‘My grandfather signed the Declaration of Independence’

Broadcaster Nick Ross recalls Pinchas Rosen, who was Israel’s justice minister three times between 1948 to 1961


TEL AVIV, ISRAEL - MAY 14: In this handout from the GPO, David Ben Gurion, who was to become Israel's first Prime Minister, reads the Declaration of Independence May 14, 1948 at the museum in Tel Aviv, during the ceremony founding the State of Israel. (Photo by Zoltan Kluger/GPO via Getty Images)

When I was interviewed for the podcast, I had just started listening to the translation of a biography of my grandfather and had learnt all sorts of fascinating things I’d previously had no idea about — for example, that he had been offered, and turned down, the presidency of Israel.

My grandfather was a really nice guy, very calm. I couldn’t imagine him ever getting angry.

At our first meeting, when I was aged seven or eight, I remember coming down the steps off the aircraft in Tel Aviv and there was my grandfather at the foot of the steps with a chauffeur-driven car.

I had never been abroad before and I remember so much about the visit. I was shocked, driving from the airport to Jerusalem to see all these burnt-out vehicles by the side of the road, recognising that he could have been killed, that the whole place could have been overrun. We visited Tiberias and he took us round the Knesset building, which was quite new then.

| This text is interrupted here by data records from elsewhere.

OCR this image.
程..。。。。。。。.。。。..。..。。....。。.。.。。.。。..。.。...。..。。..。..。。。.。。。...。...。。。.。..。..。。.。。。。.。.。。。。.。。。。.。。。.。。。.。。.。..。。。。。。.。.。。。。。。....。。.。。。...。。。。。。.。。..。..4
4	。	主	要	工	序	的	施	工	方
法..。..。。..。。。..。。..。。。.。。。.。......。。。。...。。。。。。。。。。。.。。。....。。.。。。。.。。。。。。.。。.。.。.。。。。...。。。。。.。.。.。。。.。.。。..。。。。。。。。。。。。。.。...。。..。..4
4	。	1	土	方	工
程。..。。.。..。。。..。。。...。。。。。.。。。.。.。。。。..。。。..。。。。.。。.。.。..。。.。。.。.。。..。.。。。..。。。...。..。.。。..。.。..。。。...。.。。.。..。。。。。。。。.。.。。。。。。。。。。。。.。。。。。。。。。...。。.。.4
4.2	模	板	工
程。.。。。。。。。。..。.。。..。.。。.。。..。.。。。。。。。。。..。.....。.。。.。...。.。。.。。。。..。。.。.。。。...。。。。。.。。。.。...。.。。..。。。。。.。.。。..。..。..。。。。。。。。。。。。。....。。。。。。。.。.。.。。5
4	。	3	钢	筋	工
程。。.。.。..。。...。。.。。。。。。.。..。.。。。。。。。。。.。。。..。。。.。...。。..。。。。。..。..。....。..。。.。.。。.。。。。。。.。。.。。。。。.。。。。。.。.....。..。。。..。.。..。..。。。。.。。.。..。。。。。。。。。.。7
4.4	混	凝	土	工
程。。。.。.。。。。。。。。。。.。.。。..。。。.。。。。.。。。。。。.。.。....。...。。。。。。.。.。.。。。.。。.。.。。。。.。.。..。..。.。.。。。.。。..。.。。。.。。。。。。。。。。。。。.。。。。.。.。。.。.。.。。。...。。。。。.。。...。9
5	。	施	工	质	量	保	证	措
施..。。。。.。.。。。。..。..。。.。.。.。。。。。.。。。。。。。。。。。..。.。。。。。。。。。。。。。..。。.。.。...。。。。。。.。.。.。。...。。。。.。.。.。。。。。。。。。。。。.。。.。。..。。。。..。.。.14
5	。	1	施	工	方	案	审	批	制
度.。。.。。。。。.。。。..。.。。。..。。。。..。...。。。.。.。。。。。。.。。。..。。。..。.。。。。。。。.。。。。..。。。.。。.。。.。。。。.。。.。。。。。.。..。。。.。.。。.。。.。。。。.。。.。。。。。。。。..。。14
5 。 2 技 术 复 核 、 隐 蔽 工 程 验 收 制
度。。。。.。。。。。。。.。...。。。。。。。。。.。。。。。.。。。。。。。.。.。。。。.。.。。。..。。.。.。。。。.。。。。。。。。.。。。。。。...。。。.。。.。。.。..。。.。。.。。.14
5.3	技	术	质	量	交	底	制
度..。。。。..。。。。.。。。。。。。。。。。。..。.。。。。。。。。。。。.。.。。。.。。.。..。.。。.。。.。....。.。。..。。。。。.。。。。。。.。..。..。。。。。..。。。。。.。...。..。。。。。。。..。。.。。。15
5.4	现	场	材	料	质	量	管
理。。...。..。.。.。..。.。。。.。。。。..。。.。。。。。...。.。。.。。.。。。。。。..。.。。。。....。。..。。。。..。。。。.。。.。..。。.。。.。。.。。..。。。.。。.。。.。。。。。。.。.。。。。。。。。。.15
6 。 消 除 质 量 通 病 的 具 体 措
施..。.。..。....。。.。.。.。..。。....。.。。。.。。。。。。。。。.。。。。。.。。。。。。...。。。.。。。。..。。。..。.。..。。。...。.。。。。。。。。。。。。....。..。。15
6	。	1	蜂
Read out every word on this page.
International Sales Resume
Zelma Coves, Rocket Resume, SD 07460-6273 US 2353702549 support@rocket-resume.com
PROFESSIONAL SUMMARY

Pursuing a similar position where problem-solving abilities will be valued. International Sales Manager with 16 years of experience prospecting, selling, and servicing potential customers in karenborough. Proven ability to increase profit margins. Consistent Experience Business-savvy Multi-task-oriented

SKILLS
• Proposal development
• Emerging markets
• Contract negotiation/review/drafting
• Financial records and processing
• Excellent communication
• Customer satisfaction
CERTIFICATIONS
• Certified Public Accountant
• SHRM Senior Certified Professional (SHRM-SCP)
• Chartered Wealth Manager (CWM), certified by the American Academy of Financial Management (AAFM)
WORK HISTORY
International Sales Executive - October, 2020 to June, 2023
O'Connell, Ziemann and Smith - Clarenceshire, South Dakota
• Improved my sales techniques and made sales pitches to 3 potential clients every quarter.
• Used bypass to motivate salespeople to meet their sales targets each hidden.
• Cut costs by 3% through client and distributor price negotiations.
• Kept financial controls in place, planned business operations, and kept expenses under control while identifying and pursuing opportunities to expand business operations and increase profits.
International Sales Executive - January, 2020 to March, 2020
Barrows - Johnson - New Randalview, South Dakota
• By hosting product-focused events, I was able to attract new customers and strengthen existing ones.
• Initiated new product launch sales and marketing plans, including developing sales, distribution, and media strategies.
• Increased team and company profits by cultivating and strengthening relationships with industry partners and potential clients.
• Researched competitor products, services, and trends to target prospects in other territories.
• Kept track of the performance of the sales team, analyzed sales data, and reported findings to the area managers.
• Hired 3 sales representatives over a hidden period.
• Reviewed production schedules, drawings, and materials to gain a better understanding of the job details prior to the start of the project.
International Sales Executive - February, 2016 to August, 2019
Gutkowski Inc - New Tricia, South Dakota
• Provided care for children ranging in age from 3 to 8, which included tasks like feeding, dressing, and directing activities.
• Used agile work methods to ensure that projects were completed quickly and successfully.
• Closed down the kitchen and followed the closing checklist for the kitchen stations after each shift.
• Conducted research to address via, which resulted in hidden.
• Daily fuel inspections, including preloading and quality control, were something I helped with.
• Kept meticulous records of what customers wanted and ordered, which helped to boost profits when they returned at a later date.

My grandfather was a brilliant chess player. I remember trying to play against him and it was completely impossible because even if he was benign, he would outfox me very quickly.

His relationship with our family [in the UK] was actually very good. I think his favourite was my mother, who was non-Jewish and about as English as you could possibly be.

But the relationship with my father was difficult because during the time of Hitler’s rise in Germany, the time when you might have wanted your dad to be around, his father had left [for Mandate Palestine].

Because my grandfather was one of the signatories of the Declaration of Independence, everybody in the family has a very strong sense of allegiance to Israel, even if not a very strong allegiance to its present government.

He would be turning in his grave [at the proposed judicial reforms]. The judiciary was his life.

He believed in a careful balance of power and I think he would be aghast, first at the government and, second, at its attempts to take more power so that it crushed the opposition and independent voices. It’s a real problem for Israel.

But we’re seeing it all round the world. Democracy is much weaker than we like to think it is.